Good question, and impossible to answer, but here's my suggestion:
1) Pick out what you really want to improve
Since you're not in control of the project yourself, this boils down to your ability to convince the right people.
Also, since you're not implementing the issues yourself, you need to find a way to get other people to do something that you wants to get done.
The first thing you need to do, is to pick issues you really want to improve.
Go for the tangible issues. These are more likely to find the way to the right people.
Pick your battles!
2) Documentation of you findings
Since you are need to convince people, you need an effective documentation of your findings/suggestions. Note that I don't say "thorough", "deep" or "massive" documentation - but effective.
The only really effective argumentation tool I know is video documentation.
You can point at guidelines, research and test result statistics - but these are easy to ignore. A video replay on the other hand is such a powerful tool, that it is very hard to ignore. Everyone hates to see users that struggle with their product.
(Which in turn gives you a huge responsibility to use this wisely, and not abuse this to get what you want. But thats another story.)
Pick your battles and wrap them up nicely.
3) Easy to implement
As I said in my first point, you need to pick the most important issues - in addition you must show some suggestion on how they can solve the problem. (I know that you have done so in your situation, but I'm trying to answer a bit more broadly :-)
Just pointing out problems wouldn't get them fixed.
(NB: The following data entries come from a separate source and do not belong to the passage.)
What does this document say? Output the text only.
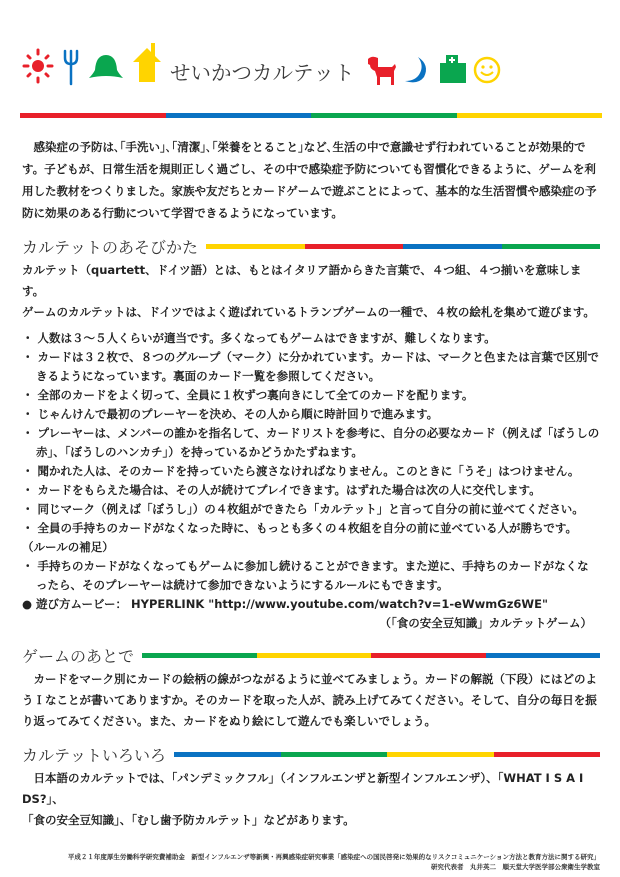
せいかつカルテット
　感染症の予防は､｢手洗い｣､｢清潔｣､｢栄養をとること｣など､生活の中で意識せず行われていることが効果的です。子どもが、日常生活を規則正しく過ごし、その中で感染症予防についても習慣化できるように、ゲームを利用した教材をつくりました。家族や友だちとカードゲームで遊ぶことによって、基本的な生活習慣や感染症の予防に効果のある行動について学習できるようになっています。
カルテットのあそびかた
カルテット（quartett、ドイツ語）とは、もとはイタリア語からきた言葉で、４つ組、４つ揃いを意味します。
ゲームのカルテットは、ドイツではよく遊ばれているトランプゲームの一種で、４枚の絵札を集めて遊びます。
・ 人数は３～５人くらいが適当です。多くなってもゲームはできますが、難しくなります。
・ カードは３２枚で、８つのグループ（マーク）に分かれています。カードは、マークと色または言葉で区別できるようになっています。裏面のカード一覧を参照してください。
・ 全部のカードをよく切って、全員に１枚ずつ裏向きにして全てのカードを配ります。
・ じゃんけんで最初のプレーヤーを決め、その人から順に時計回りで進みます。
・ プレーヤーは、メンバーの誰かを指名して、カードリストを参考に、自分の必要なカード（例えば「ぼうしの赤」、「ぼうしのハンカチ」）を持っているかどうかたずねます。
・ 聞かれた人は、そのカードを持っていたら渡さなければなりません。このときに「うそ」はつけません。
・ カードをもらえた場合は、その人が続けてプレイできます。はずれた場合は次の人に交代します。
・ 同じマーク（例えば「ぼうし」）の４枚組ができたら「カルテット」と言って自分の前に並べてください。
・ 全員の手持ちのカードがなくなった時に、もっとも多くの４枚組を自分の前に並べている人が勝ちです。
（ルールの補足）
・ 手持ちのカードがなくなってもゲームに参加し続けることができます。また逆に、手持ちのカードがなくなったら、そのプレーヤーは続けて参加できないようにするルールにもできます。
● 遊び方ムービー： HYPERLINK "http://www.youtube.com/watch?v=1-eWwmGz6WE"
（「食の安全豆知識」カルテットゲーム）
ゲームのあとで
　カードをマーク別にカードの絵柄の線がつながるように並べてみましょう。カードの解説（下段）にはどのようＩなことが書いてありますか。そのカードを取った人が、読み上げてみてください。そして、自分の毎日を振り返ってみてください。また、カードをぬり絵にして遊んでも楽しいでしょう。
カルテットいろいろ
　日本語のカルテットでは、「パンデミックフル」（インフルエンザと新型インフルエンザ）、「WHAT I S A I DS?」、
「食の安全豆知識」、「むし歯予防カルテット」などがあります。
平成２１年度厚生労働科学研究費補助金　新型インフルエンザ等新興・再興感染症研究事業「感染症への国民啓発に効果的なリスクコミュニケーション方法と教育方法に関する研究」
研究代表者　丸井英二　順天堂大学医学部公衆衛生学教室
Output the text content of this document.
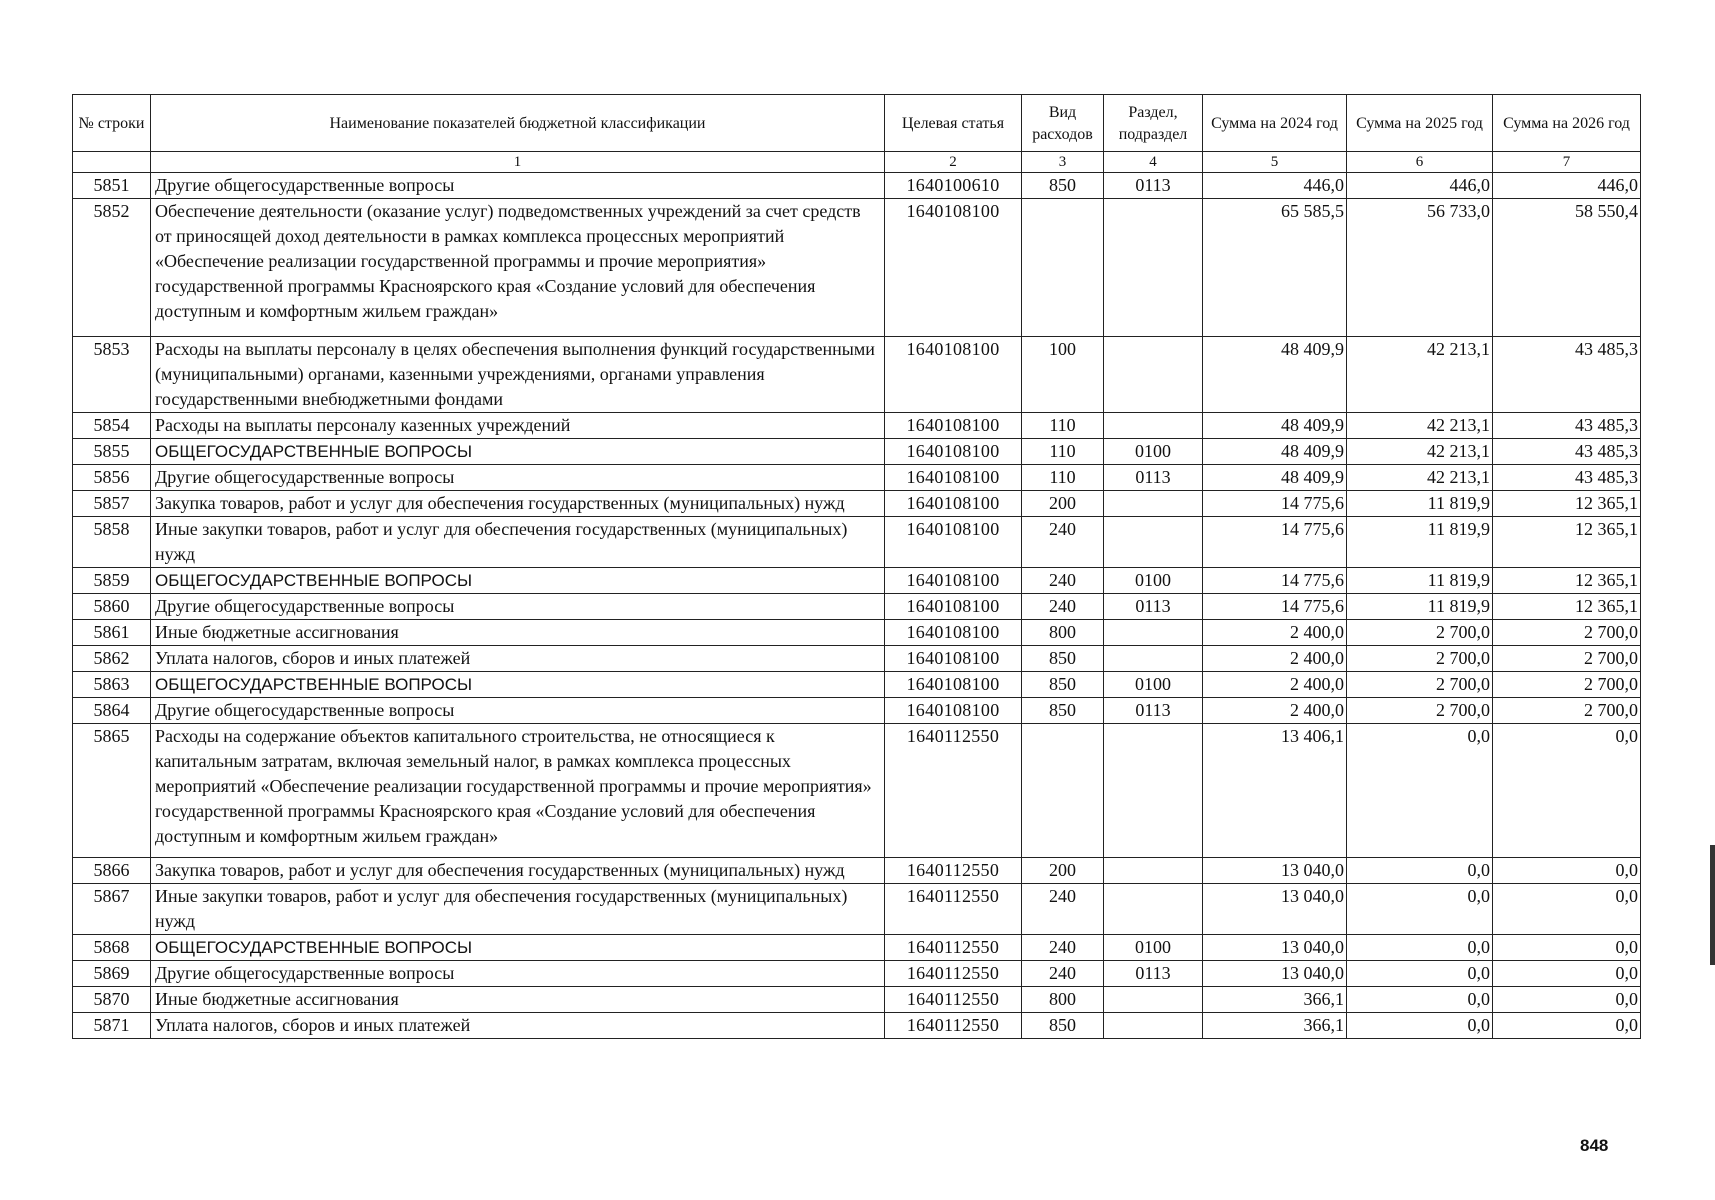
№ строки	Наименование показателей бюджетной классификации	Целевая статья	Вид расходов	Раздел, подраздел	Сумма на 2024 год	Сумма на 2025 год	Сумма на 2026 год
	1	2	3	4	5	6	7
5851	Другие общегосударственные вопросы	1640100610	850	0113	446,0	446,0	446,0
5852	Обеспечение деятельности (оказание услуг) подведомственных учреждений за счет средств от приносящей доход деятельности в рамках комплекса процессных мероприятий «Обеспечение реализации государственной программы и прочие мероприятия» государственной программы Красноярского края «Создание условий для обеспечения доступным и комфортным жильем граждан»	1640108100			65 585,5	56 733,0	58 550,4
5853	Расходы на выплаты персоналу в целях обеспечения выполнения функций государственными (муниципальными) органами, казенными учреждениями, органами управления государственными внебюджетными фондами	1640108100	100		48 409,9	42 213,1	43 485,3
5854	Расходы на выплаты персоналу казенных учреждений	1640108100	110		48 409,9	42 213,1	43 485,3
5855	ОБЩЕГОСУДАРСТВЕННЫЕ ВОПРОСЫ	1640108100	110	0100	48 409,9	42 213,1	43 485,3
5856	Другие общегосударственные вопросы	1640108100	110	0113	48 409,9	42 213,1	43 485,3
5857	Закупка товаров, работ и услуг для обеспечения государственных (муниципальных) нужд	1640108100	200		14 775,6	11 819,9	12 365,1
5858	Иные закупки товаров, работ и услуг для обеспечения государственных (муниципальных) нужд	1640108100	240		14 775,6	11 819,9	12 365,1
5859	ОБЩЕГОСУДАРСТВЕННЫЕ ВОПРОСЫ	1640108100	240	0100	14 775,6	11 819,9	12 365,1
5860	Другие общегосударственные вопросы	1640108100	240	0113	14 775,6	11 819,9	12 365,1
5861	Иные бюджетные ассигнования	1640108100	800		2 400,0	2 700,0	2 700,0
5862	Уплата налогов, сборов и иных платежей	1640108100	850		2 400,0	2 700,0	2 700,0
5863	ОБЩЕГОСУДАРСТВЕННЫЕ ВОПРОСЫ	1640108100	850	0100	2 400,0	2 700,0	2 700,0
5864	Другие общегосударственные вопросы	1640108100	850	0113	2 400,0	2 700,0	2 700,0
5865	Расходы на содержание объектов капитального строительства, не относящиеся к капитальным затратам, включая земельный налог, в рамках комплекса процессных мероприятий «Обеспечение реализации государственной программы и прочие мероприятия» государственной программы Красноярского края «Создание условий для обеспечения доступным и комфортным жильем граждан»	1640112550			13 406,1	0,0	0,0
5866	Закупка товаров, работ и услуг для обеспечения государственных (муниципальных) нужд	1640112550	200		13 040,0	0,0	0,0
5867	Иные закупки товаров, работ и услуг для обеспечения государственных (муниципальных) нужд	1640112550	240		13 040,0	0,0	0,0
5868	ОБЩЕГОСУДАРСТВЕННЫЕ ВОПРОСЫ	1640112550	240	0100	13 040,0	0,0	0,0
5869	Другие общегосударственные вопросы	1640112550	240	0113	13 040,0	0,0	0,0
5870	Иные бюджетные ассигнования	1640112550	800		366,1	0,0	0,0
5871	Уплата налогов, сборов и иных платежей	1640112550	850		366,1	0,0	0,0
848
If the solution is served on a silver plate, it's a lot easier to apply the improvements.
Pick your battles, wrap them up nicely and serve them on a silver plate.
4) Presentation of the message
And how should the suggestions be presented to the project lead? I believe that the ordinary official channels are not enough. Yet another e-mail might be flagged, but eventually it will drown in the crowd. The same applies to bug-reports and feature request. Other issues will very easy defeat these "eye candy" and "nice to have" kinds of issues (especially those with low substance).
Therefore, write about your suggestions in a blog. Get some discussion and coverage, and get some other people on your side. See if the project has an account at uservoice.com, if not - create one yourself.
[battle, wrap and you know the drill...] and get some supporters!
Then you can point out your suggestions to the project lead.
5) Get feedback
Finally. Respect that other people have other interests, and that your suggestion is one out of many other issues on the road map.
We prioritize UX very high (with good reasons, of course!). But we know that some people enjoy money more (even though we keep telling them that UX = money!), and that some people just don't get the point (especially when we keep telling them that good UX leads to things that the users don't notice.)
But sometimes, the lack of engagement is just an illusion. They might have reviewed your suggestion properly, but still concluded that other issues are more important. Remember that something that may seem like an easy fix, like rearranging a menu or use a different wording, might in fact have ripple effects that makes it hard to apply.
Get feedback from the community and the project lead. Find out if the suggestion was to hard to implement or if it's just not prioritized. Every FOSS project lives it's own life and has a unique community. Some are very open and some are repellent. Get involved with the project and try to figure out the best way to contribute.